Moreover, what I ended up doing for this project was read the internal temperature sensor of the MCU and include that reading in the minor number of the beacon. Not particularly big or clever, but undeniably satisfying and it actually seems pretty accurate as far as I can tell.
IRQs/SoftDevice Events
The softdevice pretty much completely handles the transmission, signalling the user application that it has run for the desired time, via an "SD Event":
SD Events are delivered to the application via a interrupt; or rather, your application receives an interrupt when there are events to read from the softdevice. Such a handler in your application might look like this:
extern "C" void SD_EVT_IRQHandler(void)
{
got_sd_events = true;
}
The application's main loop can then periodically check this flag and, if it is set, retrieve any pending events via a softdevice call. The code could look like this:
if(got_sd_events)
{
got_sd_events = false;
// For each pending event:
bool done = false;
while(!done)
{
// Get BLE event from softdevice
uint32_t err = sd_ble_evt_get(ev_buf, &ev_len);
switch (err) {
case NRF_SUCCESS:
/* ... Handle event ... */
break;
case NRF_ERROR_NOT_FOUND:
/* ... Done processing all events */
done = true;
break;
default:
/* Some kind of error! */
done = true;
break;
}
}
}
Sleeping
This is an area where my inexperience with the nRF52 shows. I was expecting to find something akin to the ESP32's model of deep sleep, light sleep, etc... I found this isn't exactly the case - the nRF52 is just a way less power-hungry chip. To get decent power usage, you can just...stop doing things. Sitting in a loop or on a wfi
instruction, with the automatic low power mode enabled (simply NRF_POWER->LOWPWR = 1;
) gets the chip down into the range of 10s of microamps. The datasheet suggests much more power saving is possible, down to sub-microamp amounts by disabling peripherals, clocks and RAM retention, but my lack of patience got the better of me and I just wanted to see it do some stuff. So I made a very much belt-and-braces implementation of 'do a thing, sleep for 30 seconds, do it again, and so on...'. From power-on, I do 3 seconds of beacon-transmitting, then I embark upon the following litany of crazed off-switch-throwing:
I'm quite sleep deprived at this point, but after a solid 4 days of frustration and learning, it all seems to work. A day or so later, it's still reporting in. Given the high frequency of broadcasting and lack of attention to detail around power consumption, I doubt this will last a week on the coin cell the device came installed with, but it'll be interesting to see!

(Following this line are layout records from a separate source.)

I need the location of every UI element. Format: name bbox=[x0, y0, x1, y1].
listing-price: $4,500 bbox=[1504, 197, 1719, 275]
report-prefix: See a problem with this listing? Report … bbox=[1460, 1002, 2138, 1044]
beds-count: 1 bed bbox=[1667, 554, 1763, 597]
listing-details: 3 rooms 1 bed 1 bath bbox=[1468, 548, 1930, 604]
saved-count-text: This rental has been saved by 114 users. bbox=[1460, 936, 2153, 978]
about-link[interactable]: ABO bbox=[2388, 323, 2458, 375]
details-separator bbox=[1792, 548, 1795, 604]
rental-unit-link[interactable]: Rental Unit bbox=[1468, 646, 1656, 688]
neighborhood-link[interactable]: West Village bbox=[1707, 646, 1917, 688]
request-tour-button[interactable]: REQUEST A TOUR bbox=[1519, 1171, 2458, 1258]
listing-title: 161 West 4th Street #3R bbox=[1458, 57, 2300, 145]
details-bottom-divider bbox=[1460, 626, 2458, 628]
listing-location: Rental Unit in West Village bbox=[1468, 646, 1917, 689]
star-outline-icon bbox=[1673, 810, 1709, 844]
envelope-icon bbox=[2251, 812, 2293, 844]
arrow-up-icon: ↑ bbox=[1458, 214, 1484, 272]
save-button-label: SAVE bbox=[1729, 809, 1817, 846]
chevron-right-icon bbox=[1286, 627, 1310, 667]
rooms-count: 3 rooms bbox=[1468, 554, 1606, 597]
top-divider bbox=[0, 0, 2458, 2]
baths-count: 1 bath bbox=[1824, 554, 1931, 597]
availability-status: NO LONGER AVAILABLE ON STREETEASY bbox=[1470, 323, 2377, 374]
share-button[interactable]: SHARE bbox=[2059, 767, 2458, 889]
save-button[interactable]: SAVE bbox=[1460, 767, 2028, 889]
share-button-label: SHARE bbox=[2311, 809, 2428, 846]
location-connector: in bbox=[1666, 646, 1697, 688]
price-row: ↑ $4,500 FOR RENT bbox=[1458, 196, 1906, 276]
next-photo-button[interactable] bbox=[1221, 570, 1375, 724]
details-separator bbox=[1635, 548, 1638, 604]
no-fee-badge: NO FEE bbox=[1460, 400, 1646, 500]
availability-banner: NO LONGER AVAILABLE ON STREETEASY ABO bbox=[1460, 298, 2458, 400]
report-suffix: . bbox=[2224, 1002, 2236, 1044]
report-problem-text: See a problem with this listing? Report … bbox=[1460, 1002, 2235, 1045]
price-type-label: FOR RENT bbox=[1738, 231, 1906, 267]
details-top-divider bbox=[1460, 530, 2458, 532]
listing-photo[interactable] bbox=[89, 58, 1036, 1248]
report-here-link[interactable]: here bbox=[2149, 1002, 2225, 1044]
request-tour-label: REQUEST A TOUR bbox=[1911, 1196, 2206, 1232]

Conclusion & Future things
The Arduino core I am using, with parts added on to do BLE beacon business with an Ellume COVID test, can be found here:
I want to get a better handle on the way sleep works on these devices - there's clearly a lot more I could be doing to save power, and a lot of potential for the kinds of low-powered applications that interest me.
It would be good to be able to do OTA firmware updates without physically plugging in a SW-DP probe. I suspect there's a good amount of memory left, which could be used to hold a replacement image, and the softdevice seems to have software update-relevant parts to do these kinds of things robustly.
Even if I don't bother figuring out how to do OTA, it'd be nice to be able to program this thing without soldering 3 wires to it every time, so I'll have a think about how to more neatly do that.
Finally, that damn button I broke is really bugging me. For a beacon which just periodically broadcasts autonomously it's not really relevant, but i'm sure there are useful things I could come up with if I could figure out the button.